Bevor zusätzliche Berufe auf die Mangelberufsliste genommen werden, müssten deshalb die unattraktiven Arbeitsbedingungen im Tourismus verbessert werden, fordert der vida-Gewerkschafter. „Dass das möglich ist, zeigen Initiativen des AMS, bei denen Tourismusbetriebe davon überzeugt werden konnten, ihre Angebote zu verbessern. Daraufhin waren sie auch erfolgreich bei der Personalsuche. Die Arbeitsbedingungen sind entscheidend“, betont Tusch. Dies zeigten auch Untersuchungen aus Deutschland: Fachkräfte stellen ihre Arbeitskraft zur Verfügung, wenn die Arbeitsbedingungen und das Lohnniveau passen.

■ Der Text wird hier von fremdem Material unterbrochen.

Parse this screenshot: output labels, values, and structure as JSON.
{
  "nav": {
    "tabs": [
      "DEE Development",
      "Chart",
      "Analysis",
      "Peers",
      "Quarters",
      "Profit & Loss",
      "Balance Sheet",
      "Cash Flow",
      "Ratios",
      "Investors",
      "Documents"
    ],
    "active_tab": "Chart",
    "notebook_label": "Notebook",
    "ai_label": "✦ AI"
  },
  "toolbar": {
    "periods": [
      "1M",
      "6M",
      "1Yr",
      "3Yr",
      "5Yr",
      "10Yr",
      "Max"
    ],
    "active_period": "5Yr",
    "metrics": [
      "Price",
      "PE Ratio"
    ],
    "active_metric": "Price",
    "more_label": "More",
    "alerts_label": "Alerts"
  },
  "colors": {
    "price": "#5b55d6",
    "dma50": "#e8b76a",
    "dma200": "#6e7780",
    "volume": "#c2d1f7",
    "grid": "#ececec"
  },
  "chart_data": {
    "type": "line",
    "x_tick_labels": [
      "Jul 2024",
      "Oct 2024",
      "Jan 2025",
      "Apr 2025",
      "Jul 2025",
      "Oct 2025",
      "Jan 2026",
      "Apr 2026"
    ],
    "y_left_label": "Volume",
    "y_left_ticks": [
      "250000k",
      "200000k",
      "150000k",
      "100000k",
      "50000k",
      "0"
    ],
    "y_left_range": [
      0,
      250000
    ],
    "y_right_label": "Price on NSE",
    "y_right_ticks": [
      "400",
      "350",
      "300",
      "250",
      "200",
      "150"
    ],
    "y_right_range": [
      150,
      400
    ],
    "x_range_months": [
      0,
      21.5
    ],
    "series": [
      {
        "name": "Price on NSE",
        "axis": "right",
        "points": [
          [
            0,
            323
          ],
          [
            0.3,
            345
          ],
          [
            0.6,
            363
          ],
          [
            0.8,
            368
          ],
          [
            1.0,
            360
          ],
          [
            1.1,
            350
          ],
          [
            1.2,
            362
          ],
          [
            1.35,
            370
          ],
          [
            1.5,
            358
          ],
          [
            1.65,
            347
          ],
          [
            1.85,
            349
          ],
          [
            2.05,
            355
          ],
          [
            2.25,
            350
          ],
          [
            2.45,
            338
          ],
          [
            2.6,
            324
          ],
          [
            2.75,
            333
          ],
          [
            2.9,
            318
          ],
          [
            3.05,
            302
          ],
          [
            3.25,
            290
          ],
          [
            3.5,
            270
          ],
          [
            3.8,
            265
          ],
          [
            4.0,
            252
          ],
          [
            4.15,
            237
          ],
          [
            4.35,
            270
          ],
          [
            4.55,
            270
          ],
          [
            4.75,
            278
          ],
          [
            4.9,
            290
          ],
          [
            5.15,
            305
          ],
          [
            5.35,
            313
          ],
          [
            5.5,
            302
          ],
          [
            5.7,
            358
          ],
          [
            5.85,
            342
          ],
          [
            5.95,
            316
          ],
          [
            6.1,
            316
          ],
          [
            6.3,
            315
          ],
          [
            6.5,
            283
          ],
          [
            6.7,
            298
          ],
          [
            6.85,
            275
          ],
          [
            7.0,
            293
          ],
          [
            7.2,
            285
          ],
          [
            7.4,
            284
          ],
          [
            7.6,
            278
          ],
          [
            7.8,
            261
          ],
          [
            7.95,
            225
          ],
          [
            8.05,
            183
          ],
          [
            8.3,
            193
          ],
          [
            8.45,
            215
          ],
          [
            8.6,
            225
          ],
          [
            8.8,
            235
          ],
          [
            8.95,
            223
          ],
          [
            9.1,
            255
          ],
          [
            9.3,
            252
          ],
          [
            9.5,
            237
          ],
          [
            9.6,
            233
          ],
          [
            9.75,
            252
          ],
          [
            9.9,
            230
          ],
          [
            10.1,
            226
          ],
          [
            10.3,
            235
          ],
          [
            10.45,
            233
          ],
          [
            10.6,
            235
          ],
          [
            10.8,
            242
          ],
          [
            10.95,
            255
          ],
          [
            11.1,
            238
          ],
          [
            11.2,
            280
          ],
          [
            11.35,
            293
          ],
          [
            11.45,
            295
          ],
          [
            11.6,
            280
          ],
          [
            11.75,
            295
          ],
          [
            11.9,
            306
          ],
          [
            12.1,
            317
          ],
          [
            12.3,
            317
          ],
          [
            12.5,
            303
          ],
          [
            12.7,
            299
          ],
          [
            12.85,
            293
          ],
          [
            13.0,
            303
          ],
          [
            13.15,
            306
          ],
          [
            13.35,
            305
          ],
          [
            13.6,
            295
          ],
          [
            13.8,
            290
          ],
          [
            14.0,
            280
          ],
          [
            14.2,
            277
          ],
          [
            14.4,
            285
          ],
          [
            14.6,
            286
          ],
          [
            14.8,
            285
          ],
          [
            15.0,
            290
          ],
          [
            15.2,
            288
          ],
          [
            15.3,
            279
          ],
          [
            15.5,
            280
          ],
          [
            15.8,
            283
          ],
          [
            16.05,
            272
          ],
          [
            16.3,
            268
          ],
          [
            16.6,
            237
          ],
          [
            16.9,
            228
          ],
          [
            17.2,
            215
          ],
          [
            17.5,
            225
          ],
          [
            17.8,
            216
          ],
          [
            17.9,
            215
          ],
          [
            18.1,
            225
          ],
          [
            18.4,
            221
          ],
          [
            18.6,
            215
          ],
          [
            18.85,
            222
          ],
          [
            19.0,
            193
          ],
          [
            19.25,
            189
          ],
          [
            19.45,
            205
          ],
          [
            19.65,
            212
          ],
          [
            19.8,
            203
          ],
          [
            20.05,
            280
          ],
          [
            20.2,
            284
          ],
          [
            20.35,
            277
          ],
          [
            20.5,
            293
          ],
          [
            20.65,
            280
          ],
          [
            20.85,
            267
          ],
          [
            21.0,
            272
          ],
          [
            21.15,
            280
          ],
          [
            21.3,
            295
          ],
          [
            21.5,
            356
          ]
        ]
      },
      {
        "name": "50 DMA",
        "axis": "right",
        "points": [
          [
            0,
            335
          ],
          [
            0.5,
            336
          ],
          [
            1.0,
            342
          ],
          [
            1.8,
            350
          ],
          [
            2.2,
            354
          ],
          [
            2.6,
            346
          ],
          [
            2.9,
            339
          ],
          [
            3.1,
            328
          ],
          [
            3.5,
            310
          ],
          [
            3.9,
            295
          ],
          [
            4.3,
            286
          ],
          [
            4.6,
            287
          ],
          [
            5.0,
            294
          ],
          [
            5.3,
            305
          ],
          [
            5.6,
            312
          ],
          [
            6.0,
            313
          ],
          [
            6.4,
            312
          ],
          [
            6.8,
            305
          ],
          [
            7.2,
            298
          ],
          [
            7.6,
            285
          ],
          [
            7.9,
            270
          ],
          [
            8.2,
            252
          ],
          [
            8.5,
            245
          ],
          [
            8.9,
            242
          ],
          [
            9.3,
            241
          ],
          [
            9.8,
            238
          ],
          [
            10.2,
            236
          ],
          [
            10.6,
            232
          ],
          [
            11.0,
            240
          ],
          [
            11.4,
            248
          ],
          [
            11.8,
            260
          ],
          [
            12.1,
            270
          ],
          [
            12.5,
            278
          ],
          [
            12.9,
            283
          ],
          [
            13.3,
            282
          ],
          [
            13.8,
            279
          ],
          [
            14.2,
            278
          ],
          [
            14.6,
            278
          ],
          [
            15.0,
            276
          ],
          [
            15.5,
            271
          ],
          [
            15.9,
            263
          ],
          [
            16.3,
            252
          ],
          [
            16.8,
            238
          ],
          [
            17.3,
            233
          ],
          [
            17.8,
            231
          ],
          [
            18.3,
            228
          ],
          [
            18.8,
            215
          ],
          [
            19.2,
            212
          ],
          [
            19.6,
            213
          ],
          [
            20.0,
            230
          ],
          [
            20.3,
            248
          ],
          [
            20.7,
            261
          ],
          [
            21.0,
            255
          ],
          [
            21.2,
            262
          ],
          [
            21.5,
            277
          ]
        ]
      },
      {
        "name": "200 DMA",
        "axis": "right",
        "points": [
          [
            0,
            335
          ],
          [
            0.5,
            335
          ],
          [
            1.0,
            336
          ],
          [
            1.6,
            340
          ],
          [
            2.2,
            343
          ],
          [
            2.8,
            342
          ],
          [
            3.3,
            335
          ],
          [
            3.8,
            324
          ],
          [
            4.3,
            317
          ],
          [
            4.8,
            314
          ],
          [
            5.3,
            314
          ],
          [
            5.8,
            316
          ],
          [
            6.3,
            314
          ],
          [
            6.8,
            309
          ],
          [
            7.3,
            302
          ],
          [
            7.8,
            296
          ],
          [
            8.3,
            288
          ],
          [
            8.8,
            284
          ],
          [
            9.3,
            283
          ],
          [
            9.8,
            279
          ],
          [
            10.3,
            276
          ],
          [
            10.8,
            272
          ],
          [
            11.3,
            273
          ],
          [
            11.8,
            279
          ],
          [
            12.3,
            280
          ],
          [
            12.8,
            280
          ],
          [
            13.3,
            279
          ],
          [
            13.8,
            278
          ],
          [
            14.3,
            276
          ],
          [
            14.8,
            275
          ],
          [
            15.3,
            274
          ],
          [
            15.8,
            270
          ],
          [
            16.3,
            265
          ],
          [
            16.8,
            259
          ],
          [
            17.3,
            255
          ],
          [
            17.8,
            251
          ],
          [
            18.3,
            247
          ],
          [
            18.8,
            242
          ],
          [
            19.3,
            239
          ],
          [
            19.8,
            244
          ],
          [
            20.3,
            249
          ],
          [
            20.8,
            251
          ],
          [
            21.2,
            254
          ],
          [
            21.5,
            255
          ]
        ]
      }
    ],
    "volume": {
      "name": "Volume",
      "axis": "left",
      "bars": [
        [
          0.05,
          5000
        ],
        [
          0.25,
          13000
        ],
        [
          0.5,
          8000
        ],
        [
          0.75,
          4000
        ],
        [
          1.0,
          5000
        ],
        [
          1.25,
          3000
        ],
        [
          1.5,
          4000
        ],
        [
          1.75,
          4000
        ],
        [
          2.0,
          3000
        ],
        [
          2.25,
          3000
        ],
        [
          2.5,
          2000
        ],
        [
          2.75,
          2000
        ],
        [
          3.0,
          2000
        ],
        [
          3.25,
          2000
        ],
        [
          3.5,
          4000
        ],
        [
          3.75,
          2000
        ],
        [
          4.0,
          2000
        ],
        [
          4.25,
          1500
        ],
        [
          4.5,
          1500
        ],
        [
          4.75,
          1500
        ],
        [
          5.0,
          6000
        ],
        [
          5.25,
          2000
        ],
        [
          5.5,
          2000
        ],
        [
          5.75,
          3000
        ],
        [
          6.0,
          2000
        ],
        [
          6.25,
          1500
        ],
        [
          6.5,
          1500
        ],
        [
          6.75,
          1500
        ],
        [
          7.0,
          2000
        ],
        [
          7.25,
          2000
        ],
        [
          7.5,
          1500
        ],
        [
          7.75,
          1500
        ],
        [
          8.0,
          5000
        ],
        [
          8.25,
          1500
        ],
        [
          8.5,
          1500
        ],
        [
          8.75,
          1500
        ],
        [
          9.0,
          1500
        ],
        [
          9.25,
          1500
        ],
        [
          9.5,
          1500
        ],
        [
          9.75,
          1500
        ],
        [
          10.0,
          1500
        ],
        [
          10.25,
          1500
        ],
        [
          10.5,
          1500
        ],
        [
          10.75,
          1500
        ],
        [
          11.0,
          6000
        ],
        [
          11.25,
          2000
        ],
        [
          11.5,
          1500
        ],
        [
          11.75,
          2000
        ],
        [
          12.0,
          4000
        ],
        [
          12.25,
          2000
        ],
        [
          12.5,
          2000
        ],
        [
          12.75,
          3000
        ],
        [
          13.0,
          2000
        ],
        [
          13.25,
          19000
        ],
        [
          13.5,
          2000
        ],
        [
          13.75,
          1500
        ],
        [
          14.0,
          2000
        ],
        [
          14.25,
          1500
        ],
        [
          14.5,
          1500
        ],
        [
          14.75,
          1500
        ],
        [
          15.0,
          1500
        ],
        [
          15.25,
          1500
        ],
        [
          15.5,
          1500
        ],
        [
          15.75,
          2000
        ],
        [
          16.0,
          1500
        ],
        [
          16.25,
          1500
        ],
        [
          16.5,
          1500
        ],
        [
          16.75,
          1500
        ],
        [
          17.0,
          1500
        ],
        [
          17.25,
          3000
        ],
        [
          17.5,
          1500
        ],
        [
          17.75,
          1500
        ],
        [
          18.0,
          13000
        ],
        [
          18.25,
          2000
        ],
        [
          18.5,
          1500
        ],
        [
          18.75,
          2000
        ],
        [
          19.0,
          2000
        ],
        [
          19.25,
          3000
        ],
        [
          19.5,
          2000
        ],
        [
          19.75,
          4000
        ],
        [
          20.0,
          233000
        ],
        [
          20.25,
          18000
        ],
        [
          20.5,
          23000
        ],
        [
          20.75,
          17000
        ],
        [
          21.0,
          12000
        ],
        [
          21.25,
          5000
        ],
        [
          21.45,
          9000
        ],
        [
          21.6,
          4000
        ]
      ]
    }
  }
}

„Das beste Rezept, um Fachkräftemangel vorzubeugen, ist Ausbildung und Qualifizierung. Hier ist die Wirtschaft aber sehr zurückhaltend: 2010 gab es noch 129.899 Lehrlinge, Ende 2017 waren es nur noch 106.000“, so der Gewerkschafter. „Bedauerlicherweise hat sich in Österreich die Zahl der Ausbildungsbetriebe in zehn Jahren - von 2006 bis 2016 - um ein Viertel oder um fast 10.000 verringert“, fordert Tusch ein Umdenken. „Zuerst müssen die Menschen in Österreich qualifiziert und in Beschäftigung gebracht werden, bevor auf weitere Arbeitskräfte aus Nicht-EU-Ländern zurückgegriffen wird. Auch müssen integrierte Flüchtlinge, die eine Lehre machen, zuerst weiterqualifiziert werden. „Es macht überhaupt keinen Sinn, hunderttausenden Arbeitslosen, die man qualifizieren kann, die Mittel zu kürzen, und gleichzeitig nach weiteren ausländischen Arbeitskräften aus EU-Drittstaaten zu rufen“, bekräftigt Tusch.